She Brought Us Giant, Showboat, and So Big

A life of Edna Ferber

Hollywood successfully capitalized adaptations of Edna Ferber’s novels — Giant the best-known of them — in its midtwentieth- century studio phase. In Edna Ferber’s Hollywood: American Fictions of Gender, Race, and History (University of Texas Press, $55), J.E. Smyth rescues Ferber from her present-day obscurity, describing the processes by which seven major “Ferber films” migrated from text to screen. Unlike fellow Jewish-American female writers Lillian Hellman and Anzia Yezierska, Ferber never wrote explicitly about Jews; however, according to Smyth, her outsider status as a working woman marked all her work and explains her focus on creating complex “mixed-race heroines who were active historical protagonists rather than passive, tragic mulattas or voiceless, vanishing Americans.”

With 25 works turned into movies, Ferber reached wider audiences and commanded more respect from studio executives than most authors of her time, male or female. Indeed, Ferber’s middlebrow literature enabled her success, drawing readers, beckoning Hollywood, and sometimes bringing her wealth. Ever the savvy businesswoman, Ferber negotiated contracts with filmmakers that guaranteed her copyright reversion, gave her percentages of profit, and, very important to her, ensured her name’s presence in all credits. But for Smyth — and for Ferber — Hollywood’s lure offered poisoned plenty. Filmmakers paid tremendous sums for her work, but their screenwriters rarely understood her feminist views or adequately translated her critical vision of America’s past to the big screen. Of all of the film adaptations of her work, Ferber approved of only one: Cimarron (1931).

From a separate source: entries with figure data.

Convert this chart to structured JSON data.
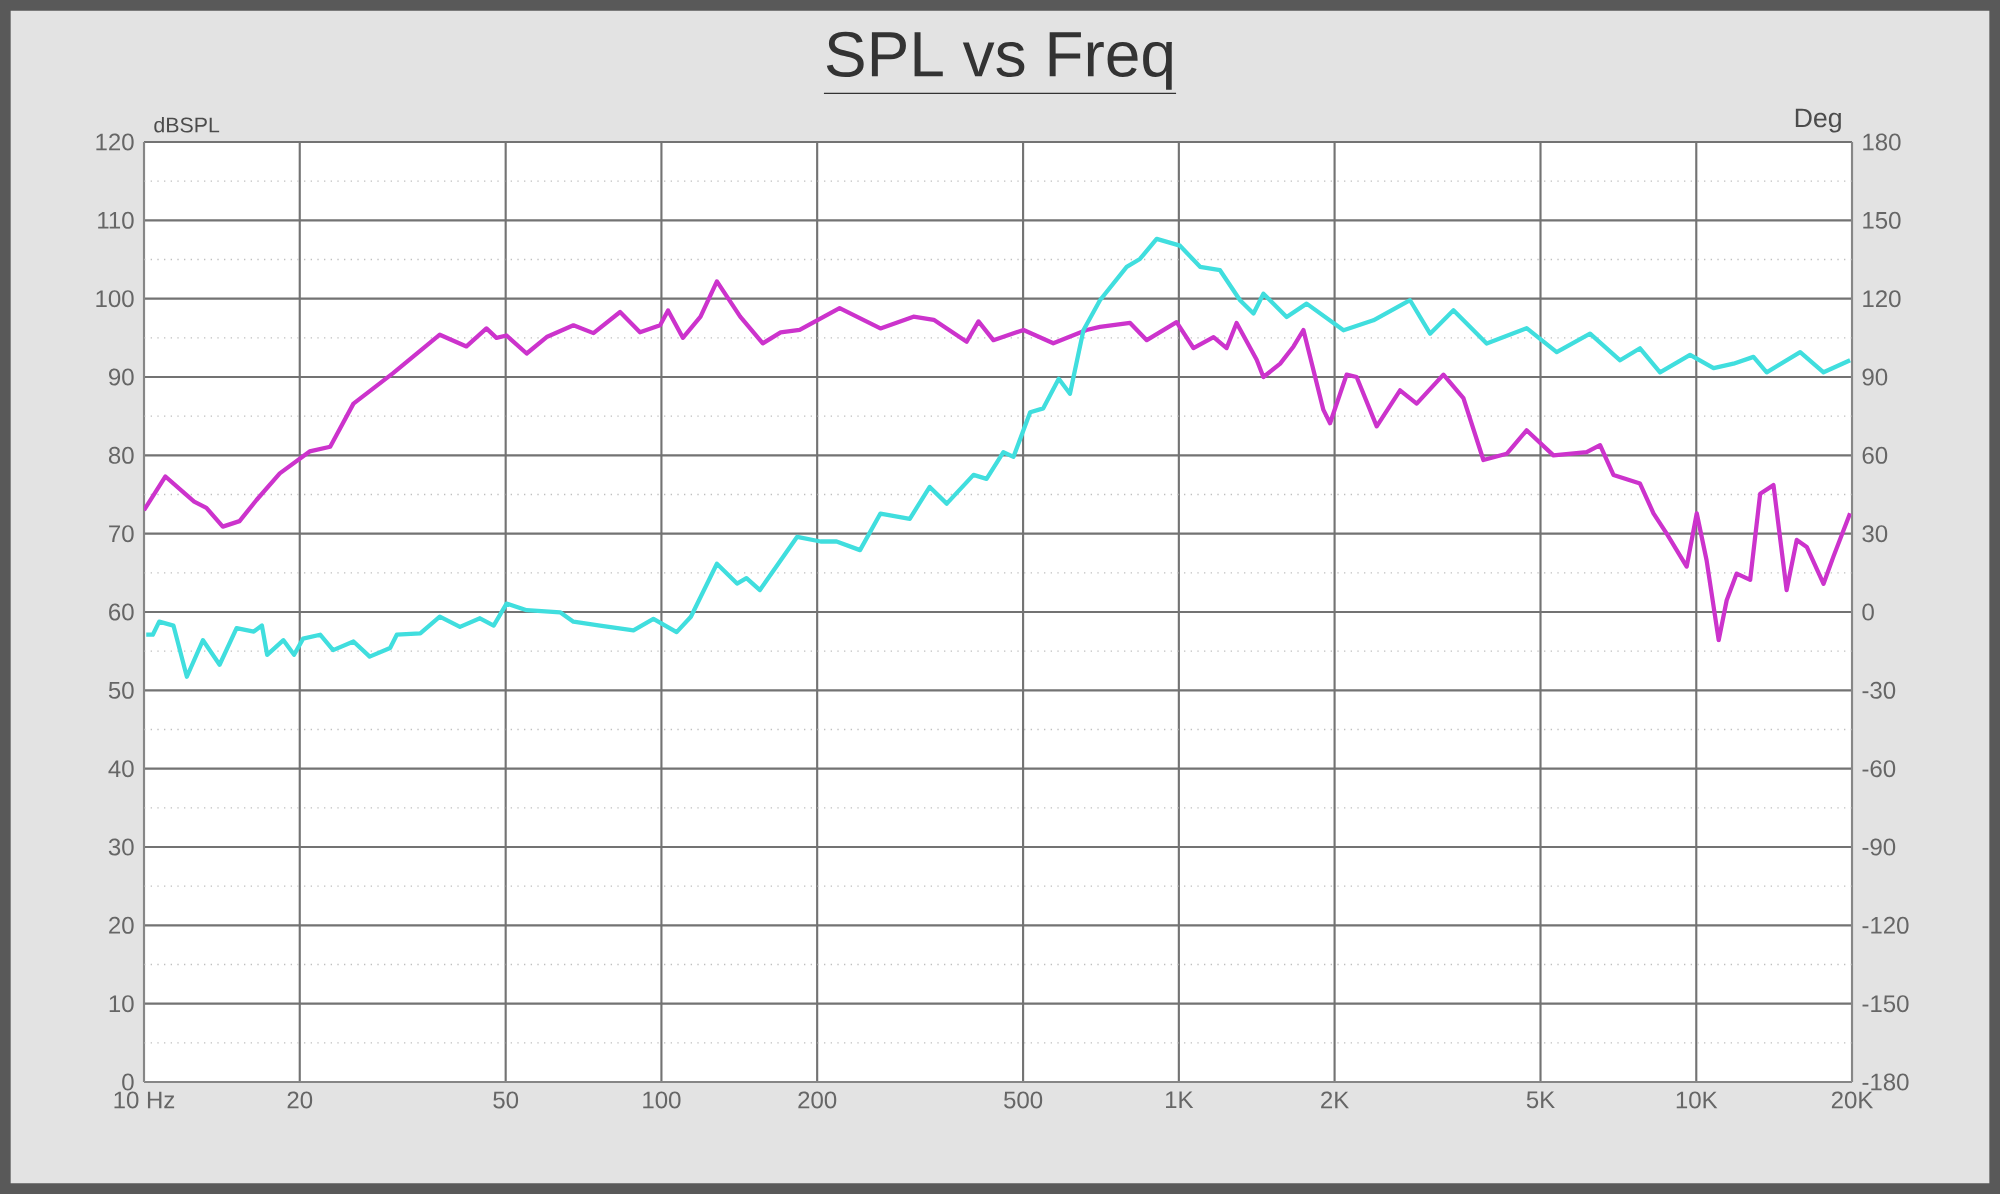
{
  "chart_data": {
    "type": "line",
    "title": "SPL vs Freq",
    "ylabel": "dBSPL",
    "y2label": "Deg",
    "log": "x",
    "grid": true,
    "xlim": [
      10,
      20000
    ],
    "xticks": [
      {
        "value": 10,
        "label": "10 Hz"
      },
      20,
      50,
      100,
      200,
      500,
      {
        "value": 1000,
        "label": "1K"
      },
      {
        "value": 2000,
        "label": "2K"
      },
      {
        "value": 5000,
        "label": "5K"
      },
      {
        "value": 10000,
        "label": "10K"
      },
      {
        "value": 20000,
        "label": "20K"
      }
    ],
    "ylim": [
      0,
      120
    ],
    "yticks": [
      0,
      10,
      20,
      30,
      40,
      50,
      60,
      70,
      80,
      90,
      100,
      110,
      120
    ],
    "y2lim": [
      -180,
      180
    ],
    "y2ticks": [
      -180,
      -150,
      -120,
      -90,
      -60,
      -30,
      0,
      30,
      60,
      90,
      120,
      150,
      180
    ],
    "series": [
      {
        "color": "#cc33cc",
        "axis": "y",
        "x": [
          10,
          11,
          12,
          12.5,
          13.2,
          14.2,
          15.3,
          16.5,
          18.3,
          20.9,
          22.9,
          25.4,
          30.3,
          37.3,
          42,
          45.9,
          48,
          50.2,
          54.9,
          60,
          67.6,
          73.9,
          83.2,
          90.9,
          99.4,
          103,
          110,
          119,
          128,
          142,
          157,
          170,
          185,
          221,
          265,
          307,
          336,
          389,
          410,
          438,
          501,
          572,
          663,
          704,
          805,
          867,
          990,
          1067,
          1167,
          1237,
          1293,
          1414,
          1457,
          1570,
          1666,
          1741,
          1903,
          1960,
          2110,
          2206,
          2412,
          2676,
          2882,
          3246,
          3548,
          3878,
          4301,
          4700,
          5297,
          6139,
          6518,
          6918,
          7787,
          8266,
          8767,
          9582,
          10020,
          10470,
          11050,
          11450,
          11970,
          12710,
          13290,
          14100,
          14950,
          15640,
          16350,
          17620,
          18420,
          19830
        ],
        "values": [
          73.0,
          77.3,
          75.1,
          74.1,
          73.3,
          70.9,
          71.6,
          74.3,
          77.7,
          80.5,
          81.1,
          86.6,
          90.5,
          95.4,
          93.9,
          96.2,
          95.0,
          95.3,
          93.0,
          95.1,
          96.6,
          95.6,
          98.3,
          95.7,
          96.6,
          98.5,
          95.0,
          97.7,
          102.2,
          97.7,
          94.3,
          95.7,
          96.0,
          98.8,
          96.2,
          97.7,
          97.3,
          94.5,
          97.1,
          94.7,
          96.0,
          94.3,
          96.0,
          96.4,
          96.9,
          94.7,
          97.0,
          93.7,
          95.1,
          93.7,
          96.9,
          92.2,
          90.0,
          91.7,
          93.9,
          96.0,
          85.8,
          84.1,
          90.3,
          90.0,
          83.7,
          88.3,
          86.6,
          90.3,
          87.3,
          79.4,
          80.2,
          83.2,
          80.0,
          80.4,
          81.3,
          77.5,
          76.4,
          72.6,
          70.0,
          65.8,
          72.6,
          66.6,
          56.4,
          61.5,
          64.9,
          64.1,
          75.1,
          76.2,
          62.8,
          69.2,
          68.3,
          63.6,
          67.1,
          72.6
        ]
      },
      {
        "color": "#40dede",
        "axis": "y2",
        "x": [
          10.1,
          10.4,
          10.7,
          11.4,
          12.1,
          13,
          14,
          15.1,
          16.3,
          16.9,
          17.3,
          18.6,
          19.5,
          20.3,
          21.9,
          23.2,
          25.4,
          27.3,
          29.9,
          30.8,
          34.2,
          37.3,
          40.8,
          44.6,
          47.4,
          50.2,
          54.9,
          63.7,
          67.6,
          76.1,
          88.3,
          96.5,
          107,
          114,
          128,
          140,
          146,
          155,
          183,
          203,
          218,
          242,
          265,
          302,
          330,
          356,
          401,
          425,
          458,
          479,
          516,
          547,
          586,
          616,
          654,
          704,
          793,
          841,
          906,
          1005,
          1099,
          1201,
          1313,
          1394,
          1457,
          1616,
          1766,
          2081,
          2377,
          2798,
          3059,
          3394,
          3935,
          4700,
          5373,
          6234,
          7125,
          7787,
          8511,
          9728,
          10800,
          11800,
          12900,
          13680,
          15880,
          17620,
          19830
        ],
        "values": [
          -8.7,
          -8.7,
          -3.7,
          -5.2,
          -24.8,
          -10.8,
          -20.2,
          -6.2,
          -7.5,
          -5.2,
          -16.4,
          -10.8,
          -16.4,
          -10.2,
          -8.7,
          -14.6,
          -11.3,
          -17.1,
          -13.8,
          -8.7,
          -8.2,
          -1.8,
          -5.7,
          -2.4,
          -5.2,
          3.2,
          0.7,
          -0.1,
          -3.7,
          -5.2,
          -7.0,
          -2.6,
          -7.7,
          -1.8,
          18.5,
          10.9,
          13.0,
          8.4,
          28.8,
          27.0,
          27.0,
          23.7,
          37.7,
          35.7,
          47.9,
          41.5,
          52.5,
          51.0,
          61.2,
          59.4,
          76.5,
          78.0,
          89.3,
          83.6,
          107.9,
          119.4,
          132.2,
          135.2,
          142.9,
          140.3,
          132.2,
          130.9,
          119.4,
          114.3,
          121.9,
          113.0,
          118.1,
          107.9,
          111.7,
          119.4,
          106.6,
          115.6,
          102.8,
          108.7,
          99.5,
          106.6,
          96.4,
          101.0,
          91.8,
          98.5,
          93.4,
          95.1,
          97.7,
          91.8,
          99.5,
          91.8,
          96.4
        ]
      }
    ]
  }
}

Ferber’s interest in America’s past — whether homesteading on the Midwestern prairie (So Big), performing on the Mississippi (Showboat), white settlers encountering Indians on the Oklahoma frontier (Cimarron), drilling for oil in Texas (Giant), or clamoring for power in the Alaskan wilderness (Ice Palace) — spanned the South and West. From the serialized and Pulitzer Prize-winning So Big in 1923 to her final western, Ice Palace, in 1958, Ferber developed multiracial female protagonists — such as the half-black and halfwhite Julie Laverne in Showboat and the “mixed-blood Eskimo and Scandinavian America” Christine Storm in Ice Palace — to challenge masculine-centered renderings of the American past. In Cimarron, for example, Yancey Cravat speaks of his newspaperwoman and pioneer wife, Sabra, by saying “‘if [history] is ever told straight, you’ll know it’s the sunbonnet and not the sombrero that has settled this country.’”

As Smyth argues, Ferber’s historical fiction challenged an array of standard limits, including the difference between high and low culture and standard twentiethcentury views of race, gender, and power. Ferber narratives invested westerns and romance novels with history and criticism. Thus Giant relays the love story and family drama of Leslie and Bick Benedict against the backdrop of the discovery of oil in Texas. The well-researched story thus uses conventions of westerns and romances to entertain and criticize — to make readers encounter the very real matrix of wealth, power, and racism endemic to Texas’ past and present. Yet Hollywood screenwriters and directors continually flattened Ferber’s complex female characters and trivialized her concerns with white racial power. The film version of Giant (1956), for example, diminished the powerful perspective of the family matriarch and whitewashed the connections Ferber made between Jim Crow Texas and the poor treatment of Mexican American workers.

Smyth excels at dissecting the differences between Ferber’s American history and Hollywood’s interpretation of Ferber’s work, but the detail and density may overwhelm non-academic readers. In addition, while Smyth identifies Ferber as a Jew and suggests that her racial and gender politics stem from her heritage, she never explores the range or meaning of Ferber’s Jewish identity. Nevertheless, for those interested in film and/or literary history, Smyth’s work provides a tremendous and comprehensive resource. 

Ronit Y. Stahl is completing a Ph.D. in history and Judaic Studies at the University of Michigan.